Heureusement, j’avais commencé à écrire quatre mois avant sa mort. Et pendant le tournage du documentaire, je prenais plein de notes, sans savoir que j’écrirais un livre. J’avais donc déjà beaucoup de matériel. En plus, le fait de nommer les choses a toujours fait partie de ma vie. C’est la meilleure thérapie du monde. Je dis souvent aux gens qui ont perdu un être cher d’écrire. Ça permet de mettre des points de suspension à une situation qui a besoin de tout sauf d’un point final. L’écriture du livre a donc allégé mon deuil.

Tu dis avoir mis ta vie entre parenthèses pendant un an pour réaliser le documentaire, mais Anne-Marie ne voulait pas être regardée avec tristesse. Est-ce que ça a empêché ses proches, dont toi, de vivre leur deuil?

Totalement. On ne pouvait pas rejeter l’idée qu’elle allait mourir, parce qu’on le voyait, mais c’était super difficile d’y croire, car elle ne trouvait pas ça dramatique. Un jour, je n’ai pas pu feindre un sourire et elle m’a demandé pourquoi j’étais bouleversée. Quand je lui ai signifié que c’était à cause de sa mort à venir, elle a grimacé comme si elle ne comprenait pas. Elle n’était pas dans le déni. Pour elle, c’était dans l’ordre normal des choses. Donc oui, ça nous empêchait d’ouvrir certaines portes. Elle voulait qu’on reste dans la joie.

Ça devait être complexe, alors que tu avais si peur de la mort. Pourquoi ça t’effrayait autant?

Je me demandais ce que ça me donnait de vivre, de mettre des enfants au monde et de me battre pour mes projets, en sachant que je pouvais mourir. Mais cette peur-là ne concerne pas tant la mort. Si je me fais frapper demain, je m’en fous. Sauf que l’idée de me savoir mortelle était un concept que je n’acceptais pas. C’est ma peur de la mort que j’entretenais, alors que la mort n’est pas effrayante. Quand on réglé ça, on commence à vivre! Les petites peurs qui me gâchaient la vie, elles ne sont plus là. J’ai travaillé fort pour ça!

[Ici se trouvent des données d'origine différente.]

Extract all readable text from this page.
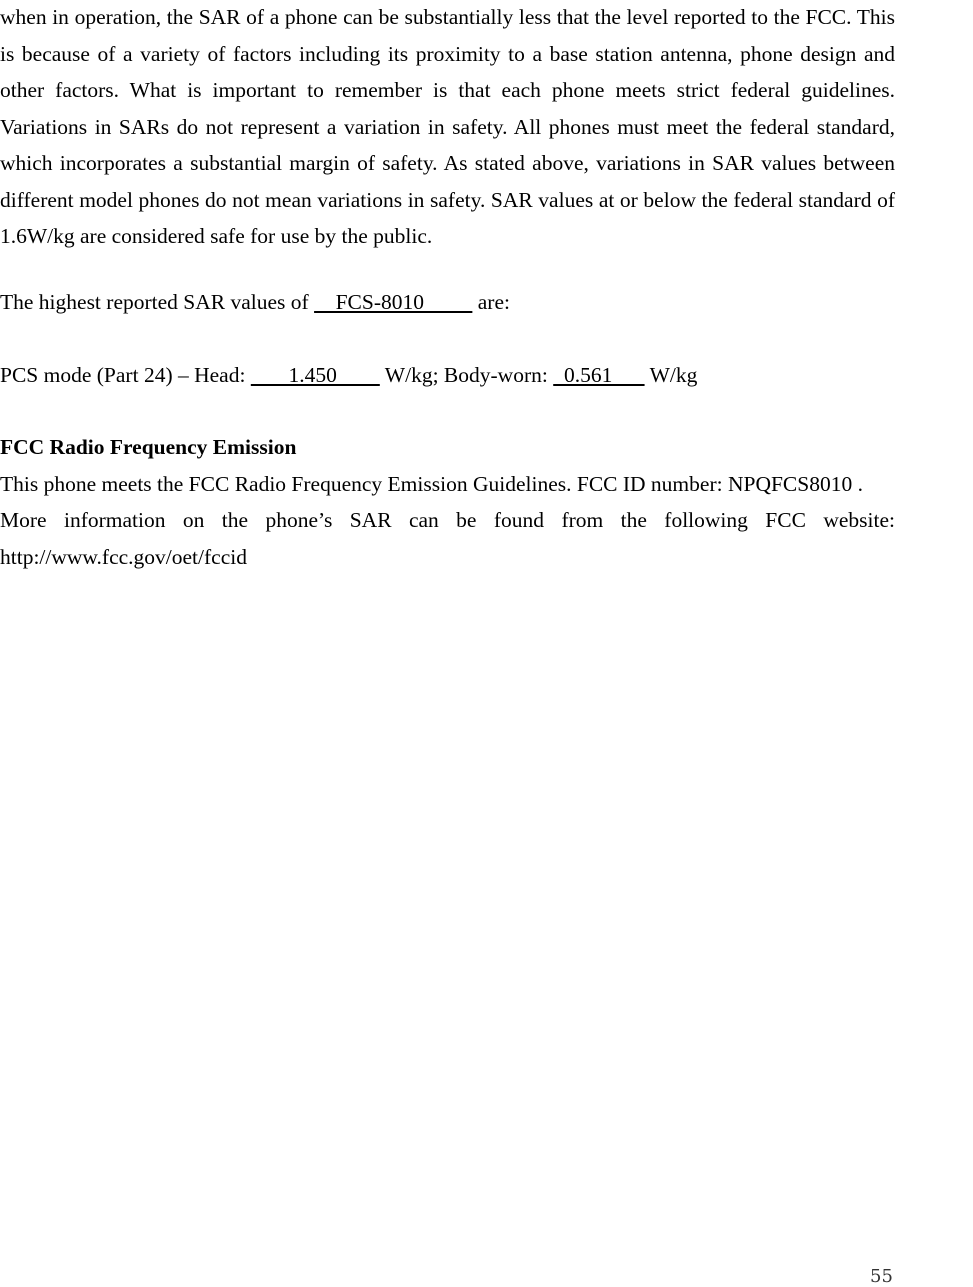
when in operation, the SAR of a phone can be substantially less that the level reported to the FCC. This is because of a variety of factors including its proximity to a base station antenna, phone design and other factors. What is important to remember is that each phone meets strict federal guidelines. Variations in SARs do not represent a variation in safety. All phones must meet the federal standard, which incorporates a substantial margin of safety. As stated above, variations in SAR values between different model phones do not mean variations in safety. SAR values at or below the federal standard of 1.6W/kg are considered safe for use by the public.
The highest reported SAR values of     FCS-8010          are:
PCS mode (Part 24) – Head:        1.450         W/kg; Body-worn:   0.561       W/kg
FCC Radio Frequency Emission
This phone meets the FCC Radio Frequency Emission Guidelines. FCC ID number: NPQFCS8010 .
More information on the phone’s SAR can be found from the following FCC website: http://www.fcc.gov/oet/fccid
55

Lorsque tu as compris qu’Anne-Marie n’avait plus de rêves et qu’elle fermait ses dossiers de vie, as-tu trouvé ça confrontant?

Plus que confrontant! Toute mon existence, ma joie de vivre et ma passion pour la vie tiennent au fait que j’ai toujours des projets. Pas parce que je vis dans le futur. Mais parce que je suis allumée par les petites et grandes choses qui s’en viennent. Si tu m’enlèves ça, je ne veux plus vivre. Anne-Marie sentait que sa vie était terminée. Une semaine avant de mourir, elle m’a appelé avec sa petite voix pour me dire qu’elle avait fait tout ce qu’elle voulait faire et être, et à quel point ce qui s’en venait pour elle était beau. 

Elle savait aussi que c’était loin d’être ton cas.

Moi, ma vie a commencé depuis que j’ai eu 50 ans! J’ai l’impression qu’avant, on apprend sans cesse avec la volonté de passer à des nouvelles étapes. Et plus on avance, plus les examens sont béton. Mais à 50 ans, si tu as bien fait tes devoirs, tu as ton diplôme.

Tu écris que désormais tu vis pleinement et que tu ne veux plus jamais revenir comme avant. Qu’est-ce qui a tant changé?

Entendons-nous bien: j’ai mené ma vie comme je l’aime depuis 19 ans, en travaillant à mon compte, chez moi, sans horaire. Je me suis battue pour ça. Mais il y avait toujours une épée de Damoclès au-dessus de ma tête. Je me levais chaque matin pour aller au front. J’avais toujours peur de me faire chicaner, rabrouer, tasser ou d’être oubliée. Alors, j’ai développé un mécanisme de survigilance. Mais depuis cinq mois, j’ai atteint un niveau de lâcher-prise qui me permet de croire que la vie va me soutenir face à n’importe quel obstacle. Je prends la vie comme elle vient, comme Anne-Marie l’a fait avec la mort. C’est ça être présent au moment.

Après sa mort, tu as vécu le syndrome de la survivante. Où en es-tu aujourd’hui?

Le temps m’a beaucoup aidée. Pendant un temps, je me disais que je n’avais pas le droit de vivre, parce qu’elle venait de mourir. Ce n’était pas logique. Il y a encore des moments où ça me revient en pleine face, mais je suis capable de le renverser. Maintenant, j’honore le fait d’être en vie au lieu d’en avoir honte.

À la vie, à la mort de Marcia Pilote est paru le 12 avril chez Libre Expression.